I've done it  my first volt mod! 

I've done the 1,25V Vgpu mod. I haven't tested for stability yet, but IF I don't have the black screen of death problem, I'll solder the VID2 pins together as well for 1,3V on the GPU.

And to RadeonX2:
My idle voltage is now 1,25V and load 1,20V. It seems that my card is idle'ing at the set voltage and drops by .05V on load. It seems odd to me as it doesn't 'comply' with the TPU article, saying the voltage should _increase_ by .05V when entering load. That doesn't matter though.

I love this site
-iDont


----------



## Solaris17 (Dec 15, 2008)

its because the card is loading that it is dropping it could be because your psu or the rail is experiencing a drop when the card loads.


----------



## RadeonX2 (Dec 16, 2008)

yay good job!  test it with 3dmark06 if it blackscreens on firefly forest and ATItool mostly the artifact scan will blackscreen your 9600GT immediately, if it does not blackscreen you have a new batch or a good card!


----------



## iDont (Dec 16, 2008)

RadeonX2 said:


> yay good job!  test it with 3dmark06 if it blackscreens on firefly forest and ATItool mostly the artifact scan will blackscreen your 9600GT immediately, if it does not blackscreen you have a new batch or a good card!

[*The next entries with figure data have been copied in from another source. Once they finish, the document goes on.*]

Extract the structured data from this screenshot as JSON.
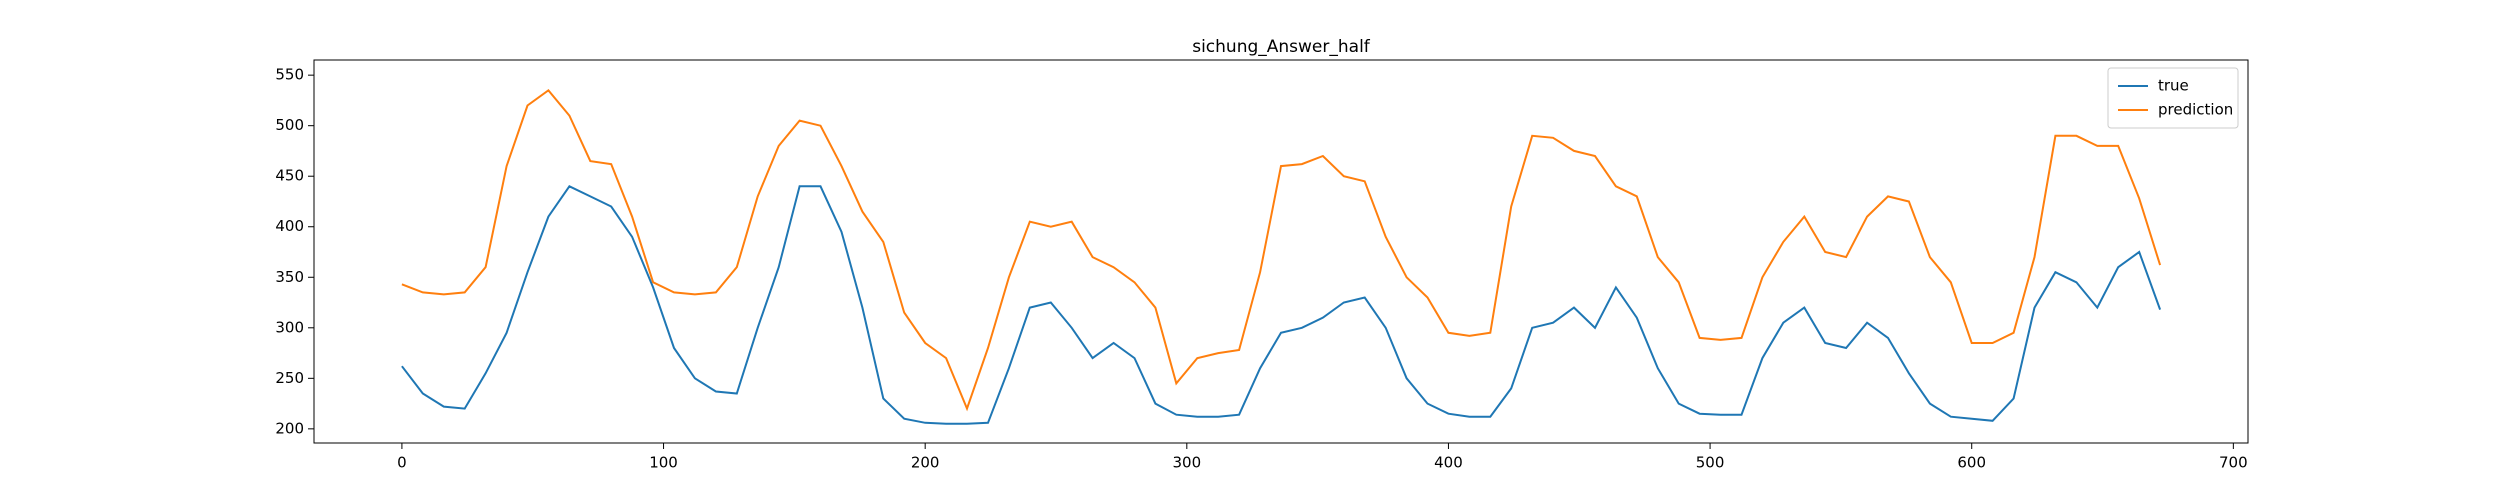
{
  "chart_data": {
    "type": "line",
    "title": "sichung_Answer_half",
    "x": [
      0,
      8,
      16,
      24,
      32,
      40,
      48,
      56,
      64,
      72,
      80,
      88,
      96,
      104,
      112,
      120,
      128,
      136,
      144,
      152,
      160,
      168,
      176,
      184,
      192,
      200,
      208,
      216,
      224,
      232,
      240,
      248,
      256,
      264,
      272,
      280,
      288,
      296,
      304,
      312,
      320,
      328,
      336,
      344,
      352,
      360,
      368,
      376,
      384,
      392,
      400,
      408,
      416,
      424,
      432,
      440,
      448,
      456,
      464,
      472,
      480,
      488,
      496,
      504,
      512,
      520,
      528,
      536,
      544,
      552,
      560,
      568,
      576,
      584,
      592,
      600,
      608,
      616,
      624,
      632,
      640,
      648,
      656,
      664,
      672
    ],
    "series": [
      {
        "name": "true",
        "color": "#1f77b4",
        "values": [
          262,
          235,
          222,
          220,
          255,
          295,
          355,
          410,
          440,
          430,
          420,
          390,
          340,
          280,
          250,
          237,
          235,
          300,
          360,
          440,
          440,
          395,
          320,
          230,
          210,
          206,
          205,
          205,
          206,
          260,
          320,
          325,
          300,
          270,
          285,
          270,
          225,
          214,
          212,
          212,
          214,
          260,
          295,
          300,
          310,
          325,
          330,
          300,
          250,
          225,
          215,
          212,
          212,
          240,
          300,
          305,
          320,
          300,
          340,
          310,
          260,
          225,
          215,
          214,
          214,
          270,
          305,
          320,
          285,
          280,
          305,
          290,
          255,
          225,
          212,
          210,
          208,
          230,
          320,
          355,
          345,
          320,
          360,
          375,
          318
        ]
      },
      {
        "name": "prediction",
        "color": "#ff7f0e",
        "values": [
          343,
          335,
          333,
          335,
          360,
          460,
          520,
          535,
          510,
          465,
          462,
          410,
          345,
          335,
          333,
          335,
          360,
          430,
          480,
          505,
          500,
          460,
          415,
          385,
          315,
          285,
          270,
          220,
          280,
          350,
          405,
          400,
          405,
          370,
          360,
          345,
          320,
          245,
          270,
          275,
          278,
          355,
          460,
          462,
          470,
          450,
          445,
          390,
          350,
          330,
          295,
          292,
          295,
          420,
          490,
          488,
          475,
          470,
          440,
          430,
          370,
          345,
          290,
          288,
          290,
          350,
          385,
          410,
          375,
          370,
          410,
          430,
          425,
          370,
          345,
          285,
          285,
          295,
          370,
          490,
          490,
          480,
          480,
          428,
          362
        ]
      }
    ],
    "xlim": [
      -33.6,
      705.6
    ],
    "xticks": [
      0,
      100,
      200,
      300,
      400,
      500,
      600,
      700
    ],
    "ylim": [
      186,
      565
    ],
    "yticks": [
      200,
      250,
      300,
      350,
      400,
      450,
      500,
      550
    ],
    "legend": "upper right"
  }
}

After I've done the 1.25V mod for the GPU, I've stressed the card for 2 hours with Furmark stability test and half an hour of Atitools artifact scanner. The card passed both, though the card is one of the first batches I guess (bought it back in march).

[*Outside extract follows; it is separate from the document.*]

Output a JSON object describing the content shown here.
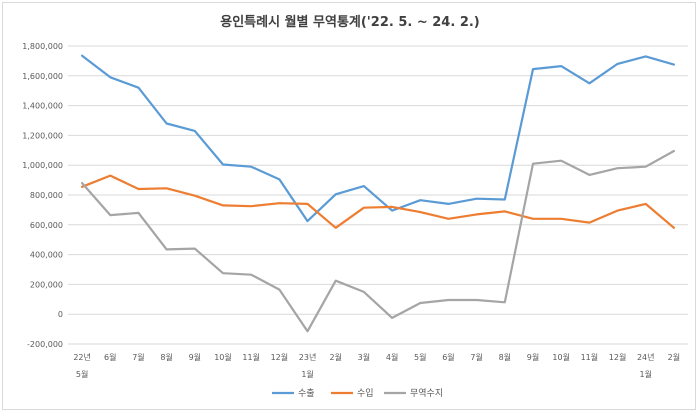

Then I removed the mod (first time I have undone a mod ) and soldered other pins for 1.35V on the GPU.

Unfortunately I don't this this card is a good clocker though, it artifacts around 850MHz core speed and 2050MHz at the shaders (two dots appearing every 2 seconds at the same place, at 2100MHz the artifacts didn't worsened though). Temps top out around 71C with the stock Glaciator heatsink with OCZ Freeze thermal paste. It does a pretty good job, considering the little amount of noise it makes. At stock volts I could get my GPU at 750/1925.

I'll propably try 1.40V and _maybe_ 1.45V later, as I like to trade in some of the life span for the extra performance it gives. The card wouldn't be used to the end of its lifespan anyway

-iDont


----------